Participation to advertising costs
Most of the time calculated as a percentage of sales, participation in the advertising costs can be separated between the local and national advertising.
The budget devoted to advertising can be a real enrichment of the franchisor, but should be affected, in full transparency vis-à-vis the network, to the actual promotion of the brand, products and activities. The increase in the number of units is also a lever for the advertising budget. As the number of contributors to costs of advertising is increasing, the pooling of resources allows opportunities for which an independent alone could not have.
For example, Alain Afflelou spends a budget of 20 to 30 million euros in tv advertising funded by its network?

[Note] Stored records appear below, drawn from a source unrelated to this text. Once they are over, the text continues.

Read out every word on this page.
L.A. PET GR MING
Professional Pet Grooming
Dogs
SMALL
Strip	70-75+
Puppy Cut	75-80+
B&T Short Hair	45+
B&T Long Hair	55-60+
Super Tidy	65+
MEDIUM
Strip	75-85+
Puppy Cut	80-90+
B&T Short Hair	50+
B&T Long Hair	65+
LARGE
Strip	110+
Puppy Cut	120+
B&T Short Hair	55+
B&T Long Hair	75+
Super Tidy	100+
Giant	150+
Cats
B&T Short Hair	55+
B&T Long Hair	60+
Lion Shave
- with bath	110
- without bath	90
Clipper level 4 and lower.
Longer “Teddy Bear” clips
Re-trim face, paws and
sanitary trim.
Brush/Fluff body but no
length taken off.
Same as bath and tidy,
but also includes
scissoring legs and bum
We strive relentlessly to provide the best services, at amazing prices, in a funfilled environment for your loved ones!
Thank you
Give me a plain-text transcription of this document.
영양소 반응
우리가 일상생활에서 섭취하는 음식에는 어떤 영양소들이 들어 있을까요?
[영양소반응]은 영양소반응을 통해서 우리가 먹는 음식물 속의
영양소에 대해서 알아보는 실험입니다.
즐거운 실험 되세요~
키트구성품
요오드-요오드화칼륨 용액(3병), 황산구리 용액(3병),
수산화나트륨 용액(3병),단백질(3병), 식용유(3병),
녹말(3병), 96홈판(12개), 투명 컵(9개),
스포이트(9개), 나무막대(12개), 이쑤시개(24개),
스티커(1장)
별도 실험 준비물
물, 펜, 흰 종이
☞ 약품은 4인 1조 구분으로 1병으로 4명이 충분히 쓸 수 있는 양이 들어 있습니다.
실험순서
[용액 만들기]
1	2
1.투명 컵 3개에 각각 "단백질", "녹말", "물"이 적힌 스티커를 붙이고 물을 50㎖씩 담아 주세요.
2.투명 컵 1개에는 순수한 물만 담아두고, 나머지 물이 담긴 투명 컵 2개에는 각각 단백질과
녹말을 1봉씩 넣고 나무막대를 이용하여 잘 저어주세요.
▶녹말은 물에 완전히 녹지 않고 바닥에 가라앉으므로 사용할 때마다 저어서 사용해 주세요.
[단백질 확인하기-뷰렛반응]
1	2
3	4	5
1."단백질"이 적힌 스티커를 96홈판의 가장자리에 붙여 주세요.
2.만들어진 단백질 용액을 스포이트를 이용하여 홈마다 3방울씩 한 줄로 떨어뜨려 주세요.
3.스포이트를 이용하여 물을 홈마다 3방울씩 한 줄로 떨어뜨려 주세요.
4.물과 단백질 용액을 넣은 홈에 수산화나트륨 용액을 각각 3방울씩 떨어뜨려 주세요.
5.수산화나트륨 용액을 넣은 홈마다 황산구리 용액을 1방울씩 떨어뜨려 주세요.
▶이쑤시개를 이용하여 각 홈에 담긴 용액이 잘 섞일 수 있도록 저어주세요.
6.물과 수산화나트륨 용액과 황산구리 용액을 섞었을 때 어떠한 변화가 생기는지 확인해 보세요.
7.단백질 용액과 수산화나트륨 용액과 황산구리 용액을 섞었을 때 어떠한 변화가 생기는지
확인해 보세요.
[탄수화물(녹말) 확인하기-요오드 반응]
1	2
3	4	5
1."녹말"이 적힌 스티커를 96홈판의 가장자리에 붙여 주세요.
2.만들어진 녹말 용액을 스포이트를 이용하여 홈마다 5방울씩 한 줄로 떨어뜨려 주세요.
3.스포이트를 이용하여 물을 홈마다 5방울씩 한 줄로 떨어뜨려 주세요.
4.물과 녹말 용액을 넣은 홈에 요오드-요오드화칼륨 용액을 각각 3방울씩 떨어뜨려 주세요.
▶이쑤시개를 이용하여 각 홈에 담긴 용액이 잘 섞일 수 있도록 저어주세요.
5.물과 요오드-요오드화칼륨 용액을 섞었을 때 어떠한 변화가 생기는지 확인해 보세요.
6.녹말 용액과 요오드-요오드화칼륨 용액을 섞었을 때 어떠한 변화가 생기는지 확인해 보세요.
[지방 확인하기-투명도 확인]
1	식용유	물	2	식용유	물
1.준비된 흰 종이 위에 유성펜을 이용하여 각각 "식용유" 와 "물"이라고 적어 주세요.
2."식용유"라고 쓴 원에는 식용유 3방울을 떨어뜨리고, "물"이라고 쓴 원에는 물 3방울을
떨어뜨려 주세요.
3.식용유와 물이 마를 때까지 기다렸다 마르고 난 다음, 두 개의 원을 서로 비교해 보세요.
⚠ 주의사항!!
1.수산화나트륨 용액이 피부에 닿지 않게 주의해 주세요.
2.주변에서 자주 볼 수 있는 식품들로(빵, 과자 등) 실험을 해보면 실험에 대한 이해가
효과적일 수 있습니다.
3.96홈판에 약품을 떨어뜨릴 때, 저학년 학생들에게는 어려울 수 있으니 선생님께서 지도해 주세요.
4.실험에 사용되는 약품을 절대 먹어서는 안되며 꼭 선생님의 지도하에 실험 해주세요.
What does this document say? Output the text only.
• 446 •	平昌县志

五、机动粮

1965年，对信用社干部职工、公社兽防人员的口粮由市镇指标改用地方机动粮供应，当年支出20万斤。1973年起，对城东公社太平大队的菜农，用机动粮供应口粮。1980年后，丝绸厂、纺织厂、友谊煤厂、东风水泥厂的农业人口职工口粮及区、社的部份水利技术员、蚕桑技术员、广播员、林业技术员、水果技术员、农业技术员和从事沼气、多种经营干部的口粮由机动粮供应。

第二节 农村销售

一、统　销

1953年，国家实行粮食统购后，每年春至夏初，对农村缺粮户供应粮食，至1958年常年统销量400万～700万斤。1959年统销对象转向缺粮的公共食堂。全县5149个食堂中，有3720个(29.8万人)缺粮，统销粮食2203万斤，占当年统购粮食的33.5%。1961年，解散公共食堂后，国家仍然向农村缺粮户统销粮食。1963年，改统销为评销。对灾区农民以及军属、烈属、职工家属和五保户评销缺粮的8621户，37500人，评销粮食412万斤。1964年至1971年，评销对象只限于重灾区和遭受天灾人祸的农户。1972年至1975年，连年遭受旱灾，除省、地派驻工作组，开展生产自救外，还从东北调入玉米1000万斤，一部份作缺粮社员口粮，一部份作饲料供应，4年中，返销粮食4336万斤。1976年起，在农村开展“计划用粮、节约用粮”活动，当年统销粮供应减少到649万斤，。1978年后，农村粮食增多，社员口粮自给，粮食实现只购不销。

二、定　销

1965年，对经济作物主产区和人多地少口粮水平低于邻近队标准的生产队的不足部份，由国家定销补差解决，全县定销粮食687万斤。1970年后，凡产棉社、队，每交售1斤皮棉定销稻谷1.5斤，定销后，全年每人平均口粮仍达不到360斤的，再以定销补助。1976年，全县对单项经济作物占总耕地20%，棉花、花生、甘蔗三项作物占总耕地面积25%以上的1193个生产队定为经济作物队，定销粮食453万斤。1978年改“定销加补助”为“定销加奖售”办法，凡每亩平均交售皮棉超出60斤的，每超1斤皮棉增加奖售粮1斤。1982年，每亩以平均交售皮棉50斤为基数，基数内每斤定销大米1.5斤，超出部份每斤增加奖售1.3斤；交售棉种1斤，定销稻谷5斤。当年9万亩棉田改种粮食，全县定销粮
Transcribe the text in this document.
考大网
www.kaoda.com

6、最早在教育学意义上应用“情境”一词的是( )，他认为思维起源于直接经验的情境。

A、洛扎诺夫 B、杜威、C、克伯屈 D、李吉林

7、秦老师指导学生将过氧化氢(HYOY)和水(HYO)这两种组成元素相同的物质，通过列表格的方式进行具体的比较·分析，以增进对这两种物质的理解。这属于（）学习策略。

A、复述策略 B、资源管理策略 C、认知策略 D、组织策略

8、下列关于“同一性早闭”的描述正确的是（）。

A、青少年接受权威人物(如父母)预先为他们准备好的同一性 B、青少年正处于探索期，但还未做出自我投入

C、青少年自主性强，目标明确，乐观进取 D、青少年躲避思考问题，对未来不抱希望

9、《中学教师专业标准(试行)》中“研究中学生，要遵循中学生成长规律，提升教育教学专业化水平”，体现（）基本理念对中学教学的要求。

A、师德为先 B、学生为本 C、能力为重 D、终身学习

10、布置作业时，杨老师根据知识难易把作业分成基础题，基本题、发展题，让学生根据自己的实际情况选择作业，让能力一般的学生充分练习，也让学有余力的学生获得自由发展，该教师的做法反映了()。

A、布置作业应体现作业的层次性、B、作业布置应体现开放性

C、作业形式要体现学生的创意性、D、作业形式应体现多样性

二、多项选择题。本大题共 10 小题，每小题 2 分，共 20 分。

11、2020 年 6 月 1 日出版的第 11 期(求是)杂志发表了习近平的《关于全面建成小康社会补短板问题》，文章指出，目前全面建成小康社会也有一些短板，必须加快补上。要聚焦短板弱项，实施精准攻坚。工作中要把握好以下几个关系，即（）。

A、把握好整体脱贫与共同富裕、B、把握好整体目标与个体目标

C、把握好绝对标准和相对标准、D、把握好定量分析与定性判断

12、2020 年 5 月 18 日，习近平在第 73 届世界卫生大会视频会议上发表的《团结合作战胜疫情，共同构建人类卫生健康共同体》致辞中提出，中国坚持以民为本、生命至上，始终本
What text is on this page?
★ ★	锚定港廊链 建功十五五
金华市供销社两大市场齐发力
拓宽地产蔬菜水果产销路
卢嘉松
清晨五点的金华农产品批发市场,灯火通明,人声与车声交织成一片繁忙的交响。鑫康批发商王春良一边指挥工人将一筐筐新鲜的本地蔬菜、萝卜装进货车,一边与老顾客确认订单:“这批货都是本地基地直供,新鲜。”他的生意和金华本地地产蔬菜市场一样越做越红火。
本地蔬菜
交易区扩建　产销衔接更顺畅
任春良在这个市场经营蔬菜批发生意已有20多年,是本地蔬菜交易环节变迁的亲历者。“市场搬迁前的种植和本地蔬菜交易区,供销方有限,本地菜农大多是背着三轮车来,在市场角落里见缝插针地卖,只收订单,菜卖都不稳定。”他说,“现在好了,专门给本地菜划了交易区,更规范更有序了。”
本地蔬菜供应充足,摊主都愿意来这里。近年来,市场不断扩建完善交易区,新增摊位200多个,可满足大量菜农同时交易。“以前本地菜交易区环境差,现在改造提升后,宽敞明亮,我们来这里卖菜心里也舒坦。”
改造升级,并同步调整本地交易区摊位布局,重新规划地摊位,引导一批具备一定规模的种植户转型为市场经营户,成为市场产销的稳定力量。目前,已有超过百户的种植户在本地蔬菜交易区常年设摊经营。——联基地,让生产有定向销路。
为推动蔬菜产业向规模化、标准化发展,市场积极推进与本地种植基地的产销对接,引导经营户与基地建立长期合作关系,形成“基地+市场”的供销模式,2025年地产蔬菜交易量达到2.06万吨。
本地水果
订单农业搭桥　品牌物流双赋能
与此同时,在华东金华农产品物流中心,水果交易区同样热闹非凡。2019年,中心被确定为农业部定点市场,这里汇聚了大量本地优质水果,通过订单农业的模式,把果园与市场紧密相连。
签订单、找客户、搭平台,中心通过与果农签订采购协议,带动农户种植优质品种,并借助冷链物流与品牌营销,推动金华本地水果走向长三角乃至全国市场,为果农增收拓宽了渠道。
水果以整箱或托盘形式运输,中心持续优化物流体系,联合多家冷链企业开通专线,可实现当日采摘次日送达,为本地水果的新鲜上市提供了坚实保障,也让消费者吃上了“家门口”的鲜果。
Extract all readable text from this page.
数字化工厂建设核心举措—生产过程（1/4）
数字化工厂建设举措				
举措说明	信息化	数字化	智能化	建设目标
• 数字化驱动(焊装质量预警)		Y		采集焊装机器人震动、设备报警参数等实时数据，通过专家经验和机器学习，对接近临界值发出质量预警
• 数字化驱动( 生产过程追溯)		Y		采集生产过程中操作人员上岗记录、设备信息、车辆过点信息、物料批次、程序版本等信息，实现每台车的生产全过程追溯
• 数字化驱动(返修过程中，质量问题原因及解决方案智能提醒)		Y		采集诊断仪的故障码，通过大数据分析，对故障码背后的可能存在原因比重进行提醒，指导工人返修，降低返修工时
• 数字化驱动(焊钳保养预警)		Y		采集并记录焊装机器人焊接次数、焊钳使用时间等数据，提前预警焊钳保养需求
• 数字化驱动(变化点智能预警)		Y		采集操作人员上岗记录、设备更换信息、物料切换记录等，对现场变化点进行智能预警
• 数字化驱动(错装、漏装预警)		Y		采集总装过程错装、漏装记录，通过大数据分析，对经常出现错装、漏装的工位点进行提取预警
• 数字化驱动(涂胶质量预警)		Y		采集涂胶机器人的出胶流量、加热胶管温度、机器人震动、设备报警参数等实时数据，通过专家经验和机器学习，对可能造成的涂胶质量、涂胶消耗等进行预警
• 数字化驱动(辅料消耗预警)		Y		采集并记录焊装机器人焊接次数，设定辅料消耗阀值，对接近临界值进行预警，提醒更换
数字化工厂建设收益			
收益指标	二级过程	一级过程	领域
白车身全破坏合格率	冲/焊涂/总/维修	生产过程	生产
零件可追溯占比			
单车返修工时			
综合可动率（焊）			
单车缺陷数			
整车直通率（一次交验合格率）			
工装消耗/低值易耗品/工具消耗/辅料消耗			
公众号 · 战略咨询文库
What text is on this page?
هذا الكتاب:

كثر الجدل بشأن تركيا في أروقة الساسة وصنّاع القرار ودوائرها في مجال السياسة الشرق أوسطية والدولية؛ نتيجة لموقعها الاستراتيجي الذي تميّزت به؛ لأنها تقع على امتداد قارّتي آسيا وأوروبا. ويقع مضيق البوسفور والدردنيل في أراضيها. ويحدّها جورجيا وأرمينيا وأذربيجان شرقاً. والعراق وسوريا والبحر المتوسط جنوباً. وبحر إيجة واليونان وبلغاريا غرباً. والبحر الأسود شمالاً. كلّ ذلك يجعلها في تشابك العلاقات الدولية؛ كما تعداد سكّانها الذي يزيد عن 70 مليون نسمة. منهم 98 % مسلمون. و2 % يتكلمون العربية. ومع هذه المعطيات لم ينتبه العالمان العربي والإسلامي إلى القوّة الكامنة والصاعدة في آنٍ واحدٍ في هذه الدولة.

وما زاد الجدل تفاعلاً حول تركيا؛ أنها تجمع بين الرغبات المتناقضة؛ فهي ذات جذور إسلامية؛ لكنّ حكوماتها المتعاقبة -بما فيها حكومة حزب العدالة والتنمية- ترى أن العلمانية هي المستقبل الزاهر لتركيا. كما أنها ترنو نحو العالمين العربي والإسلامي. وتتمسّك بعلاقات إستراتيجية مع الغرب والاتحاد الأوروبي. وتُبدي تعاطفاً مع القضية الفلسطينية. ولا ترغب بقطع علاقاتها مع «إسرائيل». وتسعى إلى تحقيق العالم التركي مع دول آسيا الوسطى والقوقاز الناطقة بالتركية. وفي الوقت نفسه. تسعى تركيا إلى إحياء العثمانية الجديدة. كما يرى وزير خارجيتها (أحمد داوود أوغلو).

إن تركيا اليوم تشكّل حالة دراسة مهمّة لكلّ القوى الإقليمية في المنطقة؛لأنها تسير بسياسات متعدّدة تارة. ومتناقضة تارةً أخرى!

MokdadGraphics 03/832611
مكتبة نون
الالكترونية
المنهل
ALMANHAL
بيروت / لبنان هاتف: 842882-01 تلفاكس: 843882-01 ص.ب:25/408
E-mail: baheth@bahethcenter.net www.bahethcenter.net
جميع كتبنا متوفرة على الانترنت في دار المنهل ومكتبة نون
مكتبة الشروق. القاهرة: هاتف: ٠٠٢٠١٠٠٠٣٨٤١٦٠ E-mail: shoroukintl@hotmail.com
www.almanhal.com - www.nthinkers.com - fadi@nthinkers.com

Logistic margins or margins on products
In the financial organization of the franchise, we must also take into account the margins taken back to the franchisor arising from:
- Either margins on installation logistics or rear rebates from equipment or materials suppliers;
- Or margins on operations logistics or discounts or rebates granted to the franchisor by the franchisor’s products suppliers or others (often, of course hidden margins - luckily, thank you to the Chinese factories...)
The franchisor who also provides products through a purchasing centre has the choice to grant more or less attractive margins for its franchisees, or to locate a margin level higher than its profit but this balance is very delicate.
In the case of the master franchise, the pyramid scheme of the actors in this system will further enhance the leverage effect. Indeed, the franchisor is entitled to a percentage of entrance fees collected by the master franchisee in each sub-franchised unit abroad, plus the payment of an entrance fee for the acquisition of the master franchise (the master fees).